The most common pathogens isolated after culture of Brodie’s abscess include Staphylococcus, Streptococcus, and Kingella and less commonly Pseudomonas, Salmonella, Escherichia, and Haemophilus influenzae type b (Hib) [10]. Morganella morganii is a motile, facultative, anaerobic Gram-negative bacterium. An enteric bacterium, M. morganii, was first isolated from a pediatric fecal culture by Morgan and Liu et al. in 1906 [14, 15]. The bacterium is an opportunistic pathogen that rarely causes infection, except in the immunocompromised, but is notable for its increasing drug resistance in recent years [15]. Bacteremia, urinary tract infections, and abscesses are the most common pathologic manifestations of M. morganii infections, but osteomyelitis is exceptionally rare, and there are very few reports of such an infection [1519].

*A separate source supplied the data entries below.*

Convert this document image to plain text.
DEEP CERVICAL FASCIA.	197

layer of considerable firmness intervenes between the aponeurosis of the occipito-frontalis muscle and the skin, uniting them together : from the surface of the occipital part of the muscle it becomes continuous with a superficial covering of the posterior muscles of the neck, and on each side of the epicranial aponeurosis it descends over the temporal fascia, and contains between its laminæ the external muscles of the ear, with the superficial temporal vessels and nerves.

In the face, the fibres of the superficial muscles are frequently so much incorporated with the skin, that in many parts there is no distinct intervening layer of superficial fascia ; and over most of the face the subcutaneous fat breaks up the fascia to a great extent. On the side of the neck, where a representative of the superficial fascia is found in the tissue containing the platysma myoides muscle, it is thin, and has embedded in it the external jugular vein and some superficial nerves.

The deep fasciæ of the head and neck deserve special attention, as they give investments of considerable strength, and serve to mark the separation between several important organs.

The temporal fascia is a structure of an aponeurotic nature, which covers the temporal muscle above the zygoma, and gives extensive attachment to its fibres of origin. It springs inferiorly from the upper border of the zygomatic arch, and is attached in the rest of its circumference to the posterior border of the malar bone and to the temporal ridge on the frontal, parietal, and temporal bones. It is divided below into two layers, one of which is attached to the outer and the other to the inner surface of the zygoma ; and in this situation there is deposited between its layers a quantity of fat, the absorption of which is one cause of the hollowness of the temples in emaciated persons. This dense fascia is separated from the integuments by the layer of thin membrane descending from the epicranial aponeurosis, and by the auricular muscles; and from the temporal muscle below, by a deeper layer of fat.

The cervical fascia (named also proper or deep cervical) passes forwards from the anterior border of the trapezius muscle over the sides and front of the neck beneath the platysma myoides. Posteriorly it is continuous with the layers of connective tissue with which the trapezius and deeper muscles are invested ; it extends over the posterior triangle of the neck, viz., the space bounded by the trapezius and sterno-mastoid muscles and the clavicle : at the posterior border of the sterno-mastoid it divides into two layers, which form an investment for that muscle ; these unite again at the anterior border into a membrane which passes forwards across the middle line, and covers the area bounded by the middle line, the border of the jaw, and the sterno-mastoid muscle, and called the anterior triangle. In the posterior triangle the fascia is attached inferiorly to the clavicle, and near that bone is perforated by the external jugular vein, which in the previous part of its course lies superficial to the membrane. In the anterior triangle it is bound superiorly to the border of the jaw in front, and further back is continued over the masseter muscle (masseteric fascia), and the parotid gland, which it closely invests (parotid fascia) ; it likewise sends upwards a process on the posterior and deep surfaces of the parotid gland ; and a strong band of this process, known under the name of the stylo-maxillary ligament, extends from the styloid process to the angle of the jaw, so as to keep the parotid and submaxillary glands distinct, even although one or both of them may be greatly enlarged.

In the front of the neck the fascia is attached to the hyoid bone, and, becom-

Antistaphylococcal antibiotics are generally recommended for treatment of subacute osteomyelitis, but this has come into question with the increasing prevalence or detection of Gram-negative infections, such as K. kingae and Pseudomonas [20]. If Gram stain and cultures are obtained, as were done in our patient, the antibiotic can be quickly modified to cover the offending bacteria. However, some physicians argue for nonoperative treatment of subacute osteomyelitis and would need broader antibiotic coverage than is usually recommended or risk a poor clinical response in these patients [20, 21]. Nearly half of the patients also have negative cultures after surgical debridement, which may be indicative of a fastidious organism in some cases [6]. We believe this case adds to the available literature indicating that Gram-negative bacteria are becoming increasingly problematic as causative organisms in pediatric osteomyelitis [20, 22, 23]. Careful consideration should be given to using broader antibiotic coverage, particularly if being treated nonoperatively or if cultures are negative.

In our case, the culture revealed a Gram-negative and previously undescribed pathogen of Brodie’s abscess in an uncommon location, i.e., the talus. The patient was successfully treated with surgical debridement, and a short stint of intravenous antibiotics followed by a three-week course of oral antibiotics. Gram-negative coverage was essential to treatment since this was not a typical case of subacute osteomyelitis. To our knowledge, this is the first report of Brodie’s abscess due to Morganella morganii.

Disclosure

The views expressed in this abstract/manuscript are those of the authors and do not reflect the official policy or position of the Department of the Army, Department of Defense, or the US Government.

Conflicts of Interest

The authors declare that there is no conflict of interest regarding the publication of this paper.